Gigi Riva vs. Steve Jobs [Le nostre riflessioni]

Ammiro moltissimo quella stravagante tecnica giornalistica per la quale, durante un telegiornale, saltando da una notizia all’altra si scovano collegamenti improbabili tra i protagonisti delle diverse notizie. La cosa può risultare ridicola, facilmente parodiabile, ma è risultata utile per formulare la riflessione che vi propongo oggi. Perché è stato proprio durante un telegiornale che, al termine della presentazione di un servizio riguardante Steve Jobs, lo si è paragonato, impensabilmente, a Gigi Riva.

Elemento comune? L’essere stati entrambi idoli generazionali. E proprio mentre ancora avevo negli occhi le immagini di una delle tante presentazioni dei prodotti di casa Apple, quegli show ad effetto magistralmente condotti da Jobs, è comparso sullo schermo un vecchietto dallo sguardo torvo e la parlata sgradevole, un signore come tanti.

A pensarci bene l’idea di pensare Jobs e Riva come possibili interpreti del medesimo ruolo non era poi così azzardata, molto spesso ho sentito parlare di “rombo di tuono” con la stessa ammirazione e lo stesso trasporto che si usa per quello che il “Financial Times” ha consacrato uomo dell’anno 2010. A farlo però, sono state generazioni completamente diverse, credo valga la pena capire come e perché, per arrivare a comprendere in che ambiente culturale sono nati questi idoli.

Curioso sarebbe perciò provare a invertire le loro posizioni nella storia, provando ad affibbiare alla generazione dei nostri padri l’idolo Steve Jobs. Provando ad immaginare la reazione di un sessantottino di fronte al profeta dell’informatica moderna. In un paese in cui il PCI-PSI e gli altri partiti di simile ispirazione ideologica prendevano il 44% dei voti mentre il Partito Liberale non arrivava al 6%. L’Italia in cui nascevano, crescevano e pascevano i più grandi artisti della nostra storia, penso a Morandi o Celentano nella musica, Fellini, Risi, Mastroianni per il cinema – limitandoci ai primi venuti in mente -.  Era l’Italia di Pasolini, di Calvino, di Volontè.

Vien da se pensare che pochissima considerazione avrebbe avuto in quel contesto un personaggio come Jobs. Il mondo, com’è evidente, girava in direzione opposta rispetto a quella di oggi. Meno materiale, più spirituale, più apertamente anticonformista, meno seriale. Poca presa avrebbe avuto sui nostri genitori un personaggio che assiduamente li avrebbe invitati a “pensare diversamente”, essendo quello il principio cardine di ogni loro conquista culturale. Facilmente avrebbero visto nel suo abbigliamento così proletario e a loro posticciamente vicino, un metodo per accattivare interesse, e nulla più.

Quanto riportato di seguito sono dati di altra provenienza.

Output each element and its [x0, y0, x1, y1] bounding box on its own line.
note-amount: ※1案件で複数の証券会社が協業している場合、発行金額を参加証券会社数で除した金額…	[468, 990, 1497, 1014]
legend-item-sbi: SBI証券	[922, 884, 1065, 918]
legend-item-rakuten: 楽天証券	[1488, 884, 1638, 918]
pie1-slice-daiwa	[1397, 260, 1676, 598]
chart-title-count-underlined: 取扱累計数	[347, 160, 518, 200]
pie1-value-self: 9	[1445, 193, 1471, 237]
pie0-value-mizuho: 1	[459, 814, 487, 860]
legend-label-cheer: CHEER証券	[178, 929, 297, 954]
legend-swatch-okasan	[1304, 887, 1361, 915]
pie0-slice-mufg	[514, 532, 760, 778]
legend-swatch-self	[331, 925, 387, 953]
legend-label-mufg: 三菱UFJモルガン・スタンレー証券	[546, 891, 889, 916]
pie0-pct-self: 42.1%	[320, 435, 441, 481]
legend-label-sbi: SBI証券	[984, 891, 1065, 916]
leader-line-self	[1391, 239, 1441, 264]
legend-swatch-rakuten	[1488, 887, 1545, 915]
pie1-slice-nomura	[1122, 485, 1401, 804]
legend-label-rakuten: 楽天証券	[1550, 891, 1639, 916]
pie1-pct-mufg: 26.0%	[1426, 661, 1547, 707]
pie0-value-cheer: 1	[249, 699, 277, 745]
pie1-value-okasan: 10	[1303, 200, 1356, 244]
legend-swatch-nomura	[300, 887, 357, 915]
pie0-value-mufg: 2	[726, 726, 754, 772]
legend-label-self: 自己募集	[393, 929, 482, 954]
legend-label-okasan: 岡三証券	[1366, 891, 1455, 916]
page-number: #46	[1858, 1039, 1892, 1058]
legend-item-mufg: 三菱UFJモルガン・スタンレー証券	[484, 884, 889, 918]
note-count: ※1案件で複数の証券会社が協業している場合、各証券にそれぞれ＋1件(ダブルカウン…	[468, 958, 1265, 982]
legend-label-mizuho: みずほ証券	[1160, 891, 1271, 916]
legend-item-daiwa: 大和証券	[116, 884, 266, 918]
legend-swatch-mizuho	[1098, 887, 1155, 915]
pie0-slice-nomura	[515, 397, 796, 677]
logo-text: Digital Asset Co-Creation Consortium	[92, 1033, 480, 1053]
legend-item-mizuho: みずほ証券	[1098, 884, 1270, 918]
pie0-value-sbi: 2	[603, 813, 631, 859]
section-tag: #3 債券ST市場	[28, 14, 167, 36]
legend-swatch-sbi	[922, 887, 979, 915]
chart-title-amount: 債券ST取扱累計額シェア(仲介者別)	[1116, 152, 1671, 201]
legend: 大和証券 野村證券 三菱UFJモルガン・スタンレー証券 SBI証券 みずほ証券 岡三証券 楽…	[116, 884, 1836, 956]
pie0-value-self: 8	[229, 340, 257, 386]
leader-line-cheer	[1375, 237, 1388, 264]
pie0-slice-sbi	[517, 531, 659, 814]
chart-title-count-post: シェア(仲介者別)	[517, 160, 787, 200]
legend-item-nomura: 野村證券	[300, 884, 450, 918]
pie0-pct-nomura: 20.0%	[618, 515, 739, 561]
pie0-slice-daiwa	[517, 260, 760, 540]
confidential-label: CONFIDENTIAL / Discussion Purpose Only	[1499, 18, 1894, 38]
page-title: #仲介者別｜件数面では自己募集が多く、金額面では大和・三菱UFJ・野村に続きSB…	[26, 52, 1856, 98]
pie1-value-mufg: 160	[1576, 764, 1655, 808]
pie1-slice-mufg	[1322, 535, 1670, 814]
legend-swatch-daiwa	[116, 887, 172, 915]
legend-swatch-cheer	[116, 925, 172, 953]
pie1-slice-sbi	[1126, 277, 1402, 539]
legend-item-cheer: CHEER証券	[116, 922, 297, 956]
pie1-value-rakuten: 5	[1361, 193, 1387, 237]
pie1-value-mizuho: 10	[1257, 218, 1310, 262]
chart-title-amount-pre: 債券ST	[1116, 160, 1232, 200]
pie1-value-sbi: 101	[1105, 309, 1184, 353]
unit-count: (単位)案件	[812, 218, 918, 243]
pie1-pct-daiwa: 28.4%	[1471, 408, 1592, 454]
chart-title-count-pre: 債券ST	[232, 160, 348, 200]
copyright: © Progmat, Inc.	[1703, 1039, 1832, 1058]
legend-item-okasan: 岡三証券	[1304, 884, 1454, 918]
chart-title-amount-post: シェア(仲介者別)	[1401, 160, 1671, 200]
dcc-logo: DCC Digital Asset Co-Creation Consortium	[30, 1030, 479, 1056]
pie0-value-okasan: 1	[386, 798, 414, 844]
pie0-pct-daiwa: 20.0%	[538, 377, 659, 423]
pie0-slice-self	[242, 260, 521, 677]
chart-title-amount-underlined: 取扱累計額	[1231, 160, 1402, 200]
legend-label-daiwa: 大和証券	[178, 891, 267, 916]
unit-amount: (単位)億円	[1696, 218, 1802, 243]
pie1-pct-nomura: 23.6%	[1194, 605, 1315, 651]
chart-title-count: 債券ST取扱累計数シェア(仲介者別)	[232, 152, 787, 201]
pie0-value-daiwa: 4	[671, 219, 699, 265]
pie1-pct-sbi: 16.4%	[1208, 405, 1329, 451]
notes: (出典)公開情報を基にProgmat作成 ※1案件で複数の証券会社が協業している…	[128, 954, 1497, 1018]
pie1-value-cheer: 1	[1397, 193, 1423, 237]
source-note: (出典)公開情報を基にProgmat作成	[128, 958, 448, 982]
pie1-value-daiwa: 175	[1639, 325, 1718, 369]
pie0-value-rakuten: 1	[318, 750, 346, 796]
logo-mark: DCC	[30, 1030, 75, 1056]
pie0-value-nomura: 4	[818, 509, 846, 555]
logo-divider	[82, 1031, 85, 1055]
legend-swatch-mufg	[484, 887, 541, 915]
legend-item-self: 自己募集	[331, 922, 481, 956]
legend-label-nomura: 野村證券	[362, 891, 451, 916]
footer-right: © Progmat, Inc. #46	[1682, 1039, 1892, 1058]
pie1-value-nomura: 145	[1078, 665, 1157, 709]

Cosa ci è successo dunque?

Credo questo confronto generazionale sia significativo, da diversi punti di vista, perché l’idolo altro non è che il compendio umanizzato dei principi di una generazione. E uno dei nostri modelli ispiratori è un imprenditore. Per quanto poetico ed entusiasmante possa essere il suo modo di comunicarci le sue idee, quello che non riuscirà mai a nascondere è che per lui siamo utenti, consumatori, acquirenti. Ma facciamo di più, seppur perfettamente coscienti di tutto ciò rimaniamo estasiati di fronte ai suoi show, come incosciamente fossimo ancora alla ricerca di una rock star. E considerandolo tale, dimostriamo di essere capaci e bisognosi di farci prendere in giro. Acclamato come un profeta – cosa che effettivamente si avvicina molto ad essere – Jobs è il leader di una generazione diversa – uso diversa – da quella di chi ci ha preceduto. E se mio padre impazziva per un personaggio come Gigi Riva, capace di accattivare simpatia senza chiederla, un ragazzo normale che dopo essersi rotto tibia e perone per fare un gol affermava che sarebbe stato pronto a rifarlo cento volte, noi esaltiamo un genio del marketing e dell’informatica. E questo fa pensare a quanto ha detto Bob Dylan, il quale non molto tempo fa aveva causticamente affermato che se rinascesse negli anni duemila, abbandonerebbe la chitarra per darsi alla matematica.